Improvisation in Training

Tuesday, April 23, 2013 11:07 AM | Deleted user

Each time I attend an ASTD West Virginia Chapter event, I leave feeling motivated and ready to conquer the training needs of my agency. Today's ASTD Express meeting in Charleston focused on using improvisation in our training efforts. As educators, training coordinators, and workplace learning professionals, we use improv without even realizing we're doing it. When a training participant asks a question, we have to use improv to decide how to answer it. When a participant negatively comments on the material that is being discussed, we have to decide how to respond. When a participant points out a mistake in our educational material (*sigh* Yes, we are all human and make mistakes sometimes), we have to own it.

While improv can be challenging and involves a level of risk, when facilitated properly, improvisation can provide transformational, meaningful training opportunities for organizations both in the private and public sectors. There are four main principles to familiarize yourself with: 1) Yes space, 2) Building blocks, 3) Team equity, and 4) Oops to eureka! Each of these principles ultimately help improve performance and collaboration in the workplace. What do each of these mean?

Yes space allows improvisers to acknowledge that ideas and individuals have the right to be heard by saying "Yes," even when the facilitator or improviser doesn't fully agree with the idea. Sharing ideas can be risky but using "yes space" creates a safe environment for all participants to share.

Building blocks allow the receiver of that statement to continue with "and," which shows that he or she also shares some of the risk by contributing to those ideas.

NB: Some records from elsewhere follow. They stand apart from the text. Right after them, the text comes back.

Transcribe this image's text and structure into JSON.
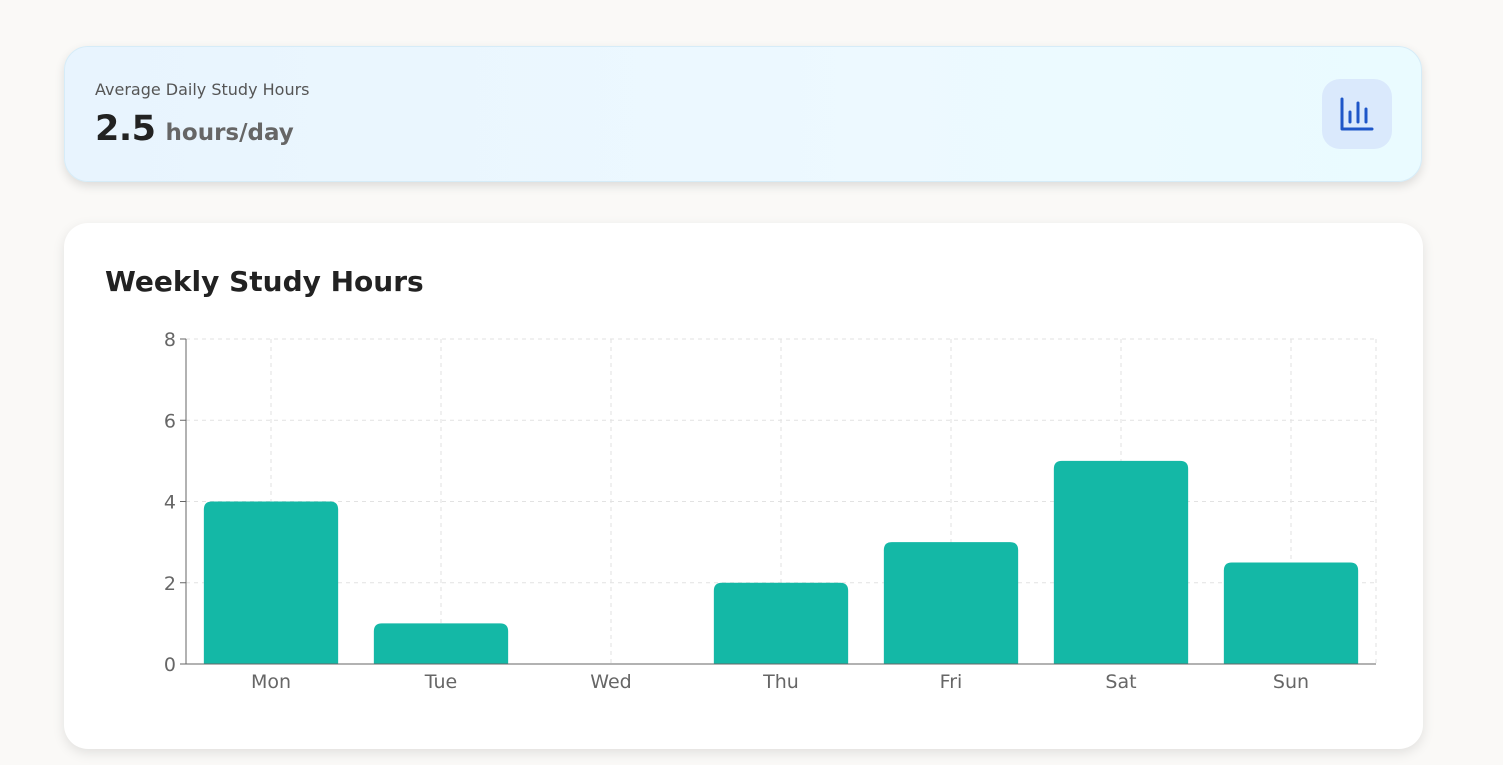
{
  "summary": {
    "label": "Average Daily Study Hours",
    "value": "2.5",
    "unit": "hours/day",
    "icon": "bar-chart-icon"
  },
  "colors": {
    "bar": "#14b8a6",
    "icon": "#1e56c8",
    "icon_bg": "#dae9fc"
  },
  "chart_data": {
    "type": "bar",
    "title": "Weekly Study Hours",
    "categories": [
      "Mon",
      "Tue",
      "Wed",
      "Thu",
      "Fri",
      "Sat",
      "Sun"
    ],
    "values": [
      4,
      1,
      0,
      2,
      3,
      5,
      2.5
    ],
    "ylim": [
      0,
      8
    ],
    "yticks": [
      0,
      2,
      4,
      6,
      8
    ],
    "xlabel": "",
    "ylabel": "",
    "grid": true,
    "legend": "none"
  }
}
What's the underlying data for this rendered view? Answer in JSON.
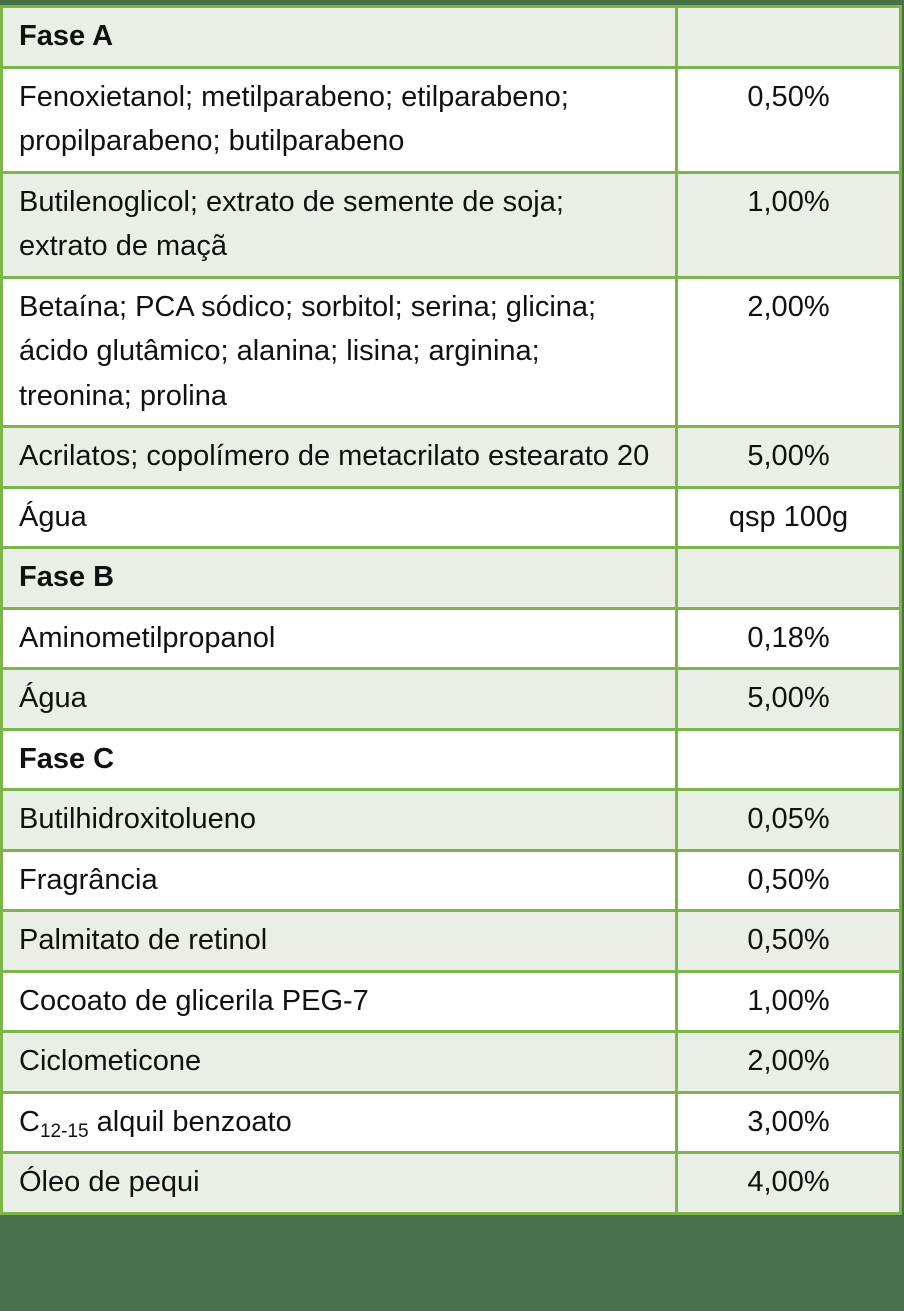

Team equity is important for high-performing work teams because it uses each person's strengths to provide the best possible outcome for any given scenario.

And when improvisation goes wrong Oops to eureka! allows the improviser to recognize it, acknowledge it, and move on.

What have been some of your experiences in using improvisation in your training efforts? How can these principles improve some of the information sharing among your training participants?